Rockset takes a deeper dive into enterprise data pool

Rockset is making a pitch to MySQL and PostgreSQL developers with a cloud service to offload analytics at a fraction of the cost of cloud data warehouses.


Coming off its last venture round last fall, Rockset is now training its sights on the more traditional data warehousing market with support for MySQL and PostgreSQL sources. It makes for an updated take on the traditional symbiotic relationship between transaction databases and data warehouses.

To recap, Rockset is a managed database cloud service that capitalizes on RocksDB, the open source project from Facebook that is a compact, key/value storage engine written in C++. The company founders created RocksDB.
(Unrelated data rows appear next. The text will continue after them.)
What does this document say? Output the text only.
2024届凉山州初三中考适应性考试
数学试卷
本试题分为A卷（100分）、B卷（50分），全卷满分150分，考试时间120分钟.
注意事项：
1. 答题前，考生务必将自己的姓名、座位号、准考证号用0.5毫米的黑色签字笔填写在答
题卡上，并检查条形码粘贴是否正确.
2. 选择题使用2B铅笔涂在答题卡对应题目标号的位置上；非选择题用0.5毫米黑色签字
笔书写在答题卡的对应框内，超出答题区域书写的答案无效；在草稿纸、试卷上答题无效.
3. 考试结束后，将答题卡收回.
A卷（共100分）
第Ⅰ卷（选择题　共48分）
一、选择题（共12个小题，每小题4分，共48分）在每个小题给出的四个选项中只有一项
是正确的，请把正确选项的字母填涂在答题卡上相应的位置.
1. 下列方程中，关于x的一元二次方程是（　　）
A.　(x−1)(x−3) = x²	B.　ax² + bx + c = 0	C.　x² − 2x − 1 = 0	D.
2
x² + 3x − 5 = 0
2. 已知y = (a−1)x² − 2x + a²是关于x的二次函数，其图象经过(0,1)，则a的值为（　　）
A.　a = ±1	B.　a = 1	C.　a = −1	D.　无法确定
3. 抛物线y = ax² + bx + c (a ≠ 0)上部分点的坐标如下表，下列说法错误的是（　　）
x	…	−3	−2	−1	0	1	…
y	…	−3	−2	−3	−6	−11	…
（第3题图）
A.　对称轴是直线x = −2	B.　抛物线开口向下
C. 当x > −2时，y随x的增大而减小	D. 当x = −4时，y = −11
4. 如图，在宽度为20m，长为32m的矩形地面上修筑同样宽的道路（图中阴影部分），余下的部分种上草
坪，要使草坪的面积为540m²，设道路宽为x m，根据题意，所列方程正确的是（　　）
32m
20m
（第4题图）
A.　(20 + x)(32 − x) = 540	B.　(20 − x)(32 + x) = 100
Rockset is a classic open core company whose secret sauce is a converged index that makes the data look relational and queryable by SQL. Compared to platforms like Snowflake (one of its biggest sources of customers), Rockset doesn't compress data, but it uses compute far more efficiently. So that puts the sweet spot for Rockset deployments in the multi-terabyte range. Rockset claims that its high performance engine provides a lower cost alternative to cloud data warehouses like Snowflake. Rockset has also drawn customers from DynamoDB and MongoDB seeking to perform analytics.

By adding MySQL and PostgreSQL support, Rockset is taking on a familiar role in the relational database world; providing the data warehouse that offloads analytic queries from the transaction database. But there are some key differences. Whereas traditional data warehouses involved ETL processes (usually in batch) to summarize transaction data to reduce its storage footprint, Rockset takes advantage of the economics of cloud storage to store the data in original form. In place of database extraction processes, it takes continuous change-data-capture (CDC) feeds from database logs and is updated almost in real-time, with any delay attributable to the time it takes to transit the network.

In turn, Rockset exposes data via SDKs and integrations with visualization tools such as Tableau, Retool, Redash, and Superset. With MySQL and PostgreSQL support now live, we expect that Rockset will next train its sights to more of the usual suspects in enterprise databases.